Now, a few Japanese patterns were only ever seen in specific color combinations. Others could be represented in a variety of colors. The writeup on yafusuma doesn't make clear whether this one of the former or latter. Blue-on-white or blue-on-blue have a folksy quality in Japan, which would fit with the characters modest background.
posted by adamrice at 6:58 AM on March 2, 2007 [1 favorite]
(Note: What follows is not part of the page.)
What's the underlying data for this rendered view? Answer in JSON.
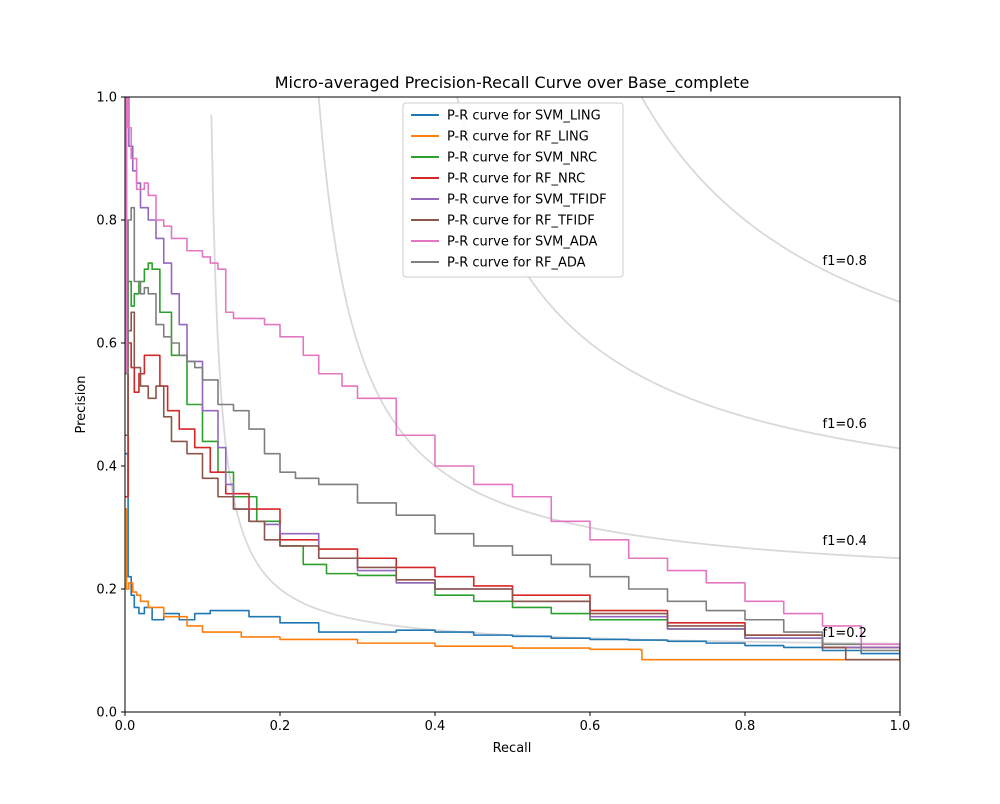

mwhybark: I think your Monkey King idea is interesting and I'll be curious to see how your quest turns out, but I really wouldn't lean on (or even mention except in passing) the phonetic similarity between Son Gokū and sengoku(-jidai)—I'm pretty sure it's more striking to you as a foreigner than it would be to a Japanese, for whom the phonemics are not that similar and the written representations utterly different. His monkey-like characteristics are clear enough without using a random coincidence as evidence.

I didn't think that there was any "short u" (i.e. a schwa, the vowel sound in the word "run") in Japanese.

Here I was nodding approvingly at your previous contributions to the thread, and you had to go and blow it. SCDB, please don't try to be authoritative about language. "Short u" means a u sound that is short in duration, and the term has meaning only in contrast to a long u; an example of the latter in Japanese is the final vowel of Songoku, which would more accurately be written Son Gokū (with a macron over the u). In modern Japanese, it tends to be pronounced with hardly any lip-rounding, and after a voiceless consonant it practically disappears (thus sukiyaki sounds like "s'kiyaki"). This has nothing to do with English in any case, but the u of run is not a schwa (which is the unstressed vowel heard at the end of sofa) but a central vowel.

Sorry for the confusing expression.

The expression was not confusing at all; "short u" is what it is called. SCDB was confused.
posted by languagehat at 7:41 AM on March 2, 2007


Response by poster: Damn, that blue-on-pale-blue does sound pretty plausible. I would submit that in all likelihood the color details of the setting and costume were considered, even if Kurosawa knew the film was set for B&W from the outset.

The production was very elaborate, as we can see, and the decision to go color vs. B&W would have been at least partially a budgetary one. The planning and development process would have been in parallel, not in sequence, and thus the costume development (and everything else) would not have taken film stock as a strong determinant until the character designs were well underway.

Additionally, given Kurosawa's later use of thematic color in pretty much every color film he shot and his preference for a detailed set that works in the actors' favor by providing them with a rich setting, I doubt that the color choices even for black and white would have been wholly arbitrary.

That said, blue-and-white looks to be carrying the day in my mind since the orange / yellow idea would lose impact, and the blue / white style upholds the impulse to realism.

On a tangent, is the sword historicist? Was there a style of hyperelongated katana?
posted by mwhybark at 8:15 AM on March 2, 2007


His weapon is a naginata.
posted by Steven C. Den Beste at 8:54 AM on March 2, 2007


His weapon is a naginata.

I don't think so. There's no pole arm. I'm pretty sure it's just a big sword; an ōdachi.
posted by mr_roboto at 11:57 AM on March 2, 2007


I have the Criterion Collection edition at home, just received it for Xmas.

I can look at the stills tonight and see what I can find for you.
posted by WinnipegDragon at 1:27 PM on March 2, 2007


Gah, I just read that you have the Criterion edition as well. Never mind then.